(Sumber Inspirasi: Lukas 12: 1-7)
Seorang
pembuat roti, pasti mengenal ragi yang berperan penting dalam proses pembuatan
roti. Penggunaan ragi yang melebur
dalam adonan dapat membuat adonan roti
mengembang saat proses pemanggangan. Karbondioksida pada ragi yang tercampur
dalam adonan membuat adonan naik sehingga roti berhasil matang sempurna,
mengembang dan bentuknya menjadi lebih besar. Kesempurnaan dan kematangan roti
sangat ditentukan oleh penggunaan ragi yang bercampur lebur dengan adonan.
Apa hubungan ragi dengan Injil pada hari ini? Saat
mengajar, pertama-tama Yesus mengingatkan para murid untuk tetap waspada pada
ragi, yaitu kemunafikan orang farisi.

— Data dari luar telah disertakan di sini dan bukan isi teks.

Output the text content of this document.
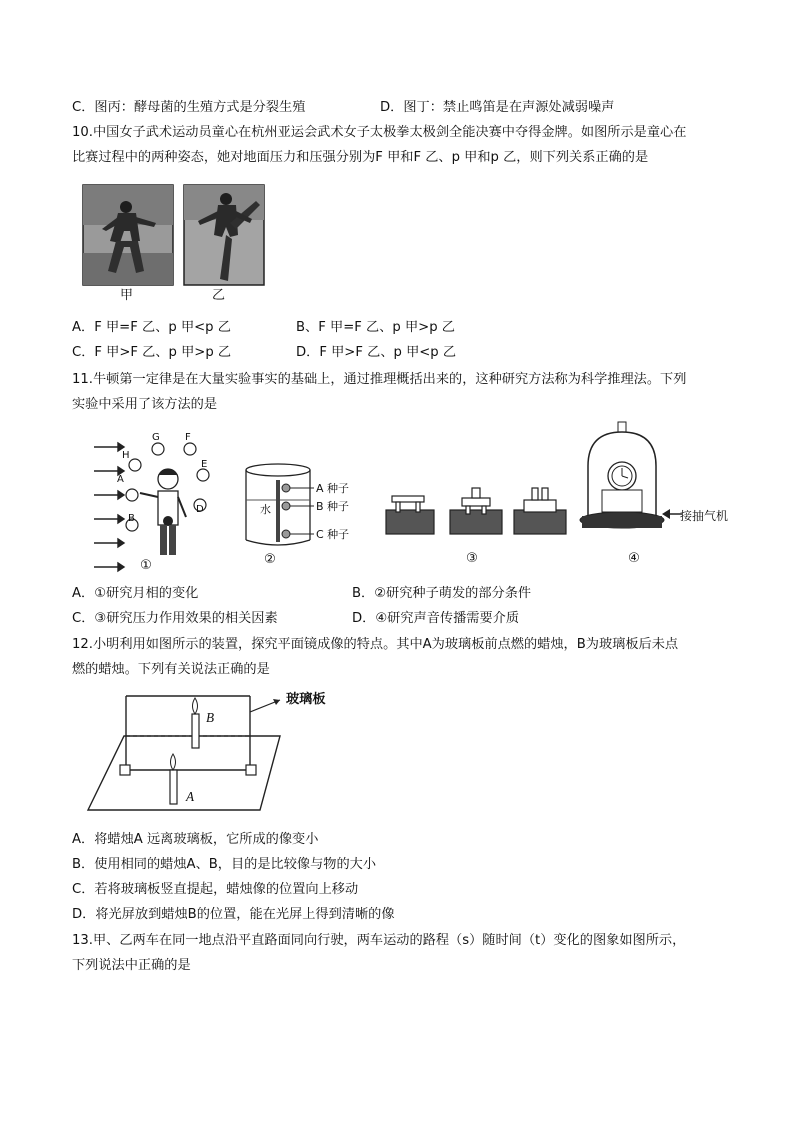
C．图丙：酵母菌的生殖方式是分裂生殖	D．图丁：禁止鸣笛是在声源处减弱噪声
10.中国女子武术运动员童心在杭州亚运会武术女子太极拳太极剑全能决赛中夺得金牌。如图所示是童心在
比赛过程中的两种姿态，她对地面压力和压强分别为F 甲和F 乙、p 甲和p 乙，则下列关系正确的是
甲	乙
A．F 甲=F 乙、p 甲<p 乙	B、F 甲=F 乙、p 甲>p 乙
C．F 甲>F 乙、p 甲>p 乙	D．F 甲>F 乙、p 甲<p 乙
11.牛顿第一定律是在大量实验事实的基础上，通过推理概括出来的，这种研究方法称为科学推理法。下列
实验中采用了该方法的是
G	F
H
E
A
B
D
①
水
A 种子
B 种子
C 种子
②	③
接抽气机
④
A．①研究月相的变化	B．②研究种子萌发的部分条件
C．③研究压力作用效果的相关因素	D．④研究声音传播需要介质
12.小明利用如图所示的装置，探究平面镜成像的特点。其中A为玻璃板前点燃的蜡烛，B为玻璃板后未点
燃的蜡烛。下列有关说法正确的是
玻璃板
B
A
A．将蜡烛A 远离玻璃板，它所成的像变小
B．使用相同的蜡烛A、B，目的是比较像与物的大小
C．若将玻璃板竖直提起，蜡烛像的位置向上移动
D．将光屏放到蜡烛B的位置，能在光屏上得到清晰的像
13.甲、乙两车在同一地点沿平直路面同向行驶，两车运动的路程（s）随时间（t）变化的图象如图所示，
下列说法中正确的是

Yesus memberikan “warning” pada para
murid untuk tetap mawas diri dan sebisa mungkin tidak terpengaruh dengan perilaku
munafik orang farisi. Keberadaan kaum
farisi menjadi menarik perhatian Yesus karena pola perilaku mereka
memperlihatkan kemunafikan. Walau demikian, kelompok farisi memiliki peranan
penting dan berpengaruh pada masyarakat luas. Kehadiran mereka (farisi) seperti
ragi yang melebur dengan adonan (baca: masyarakat) dan hasilnya sebagai orang
sombong dan berbusung dada. Seperti roti yang karena ragi yang merasuki adonan
akan menghasilkan roti yang tampilannya menarik tetapi pada sisi tertentu ada ruang
kosong. Di sini bisa terlihat bahwa ragi telah membentuk kematangan dan
membentuk model roti yang menarik, namun di dalamnya ada ruang hampa tak
terisi.
Cara kerja ragi butuh waktu dan proses telaten. Seperti
ragi, orang farisi pun memberikan pengaruh negatif pada masyarakat, yang
jika dibiarkan maka akan mempengaruhi kehidupan masyarakat umum dan mereka akan
bertindak pura-pura di depan ruang publik. Orang-orang farisi berpura-pura
untuk berdoa di tempat-tempat umum sebagai cara untuk memperlihatkan kesalehan
sosial tetapi nyatanya penuh dengan kebusukan. Tindakan orang-orang farisi yang
memperlihatkan kepura-puraan hidup, semakin menjauh dari Allah. Allah mau agar
umat-Nya hidup sesuai kehendak-Nya.
Hidup dalam keseimbangan menjadi sebuah tuntutan. Apa yang
diucapkan harus selaras dengan perbuatannya. Yesus telah menunjukkan kesetiaan
Allah dan kecintaan pada manusia dengan taat sampai mati di kayu salib. Apa
yang dilakukan oleh Yesus mencerminkan keselarasan antara kata dan perbuatan.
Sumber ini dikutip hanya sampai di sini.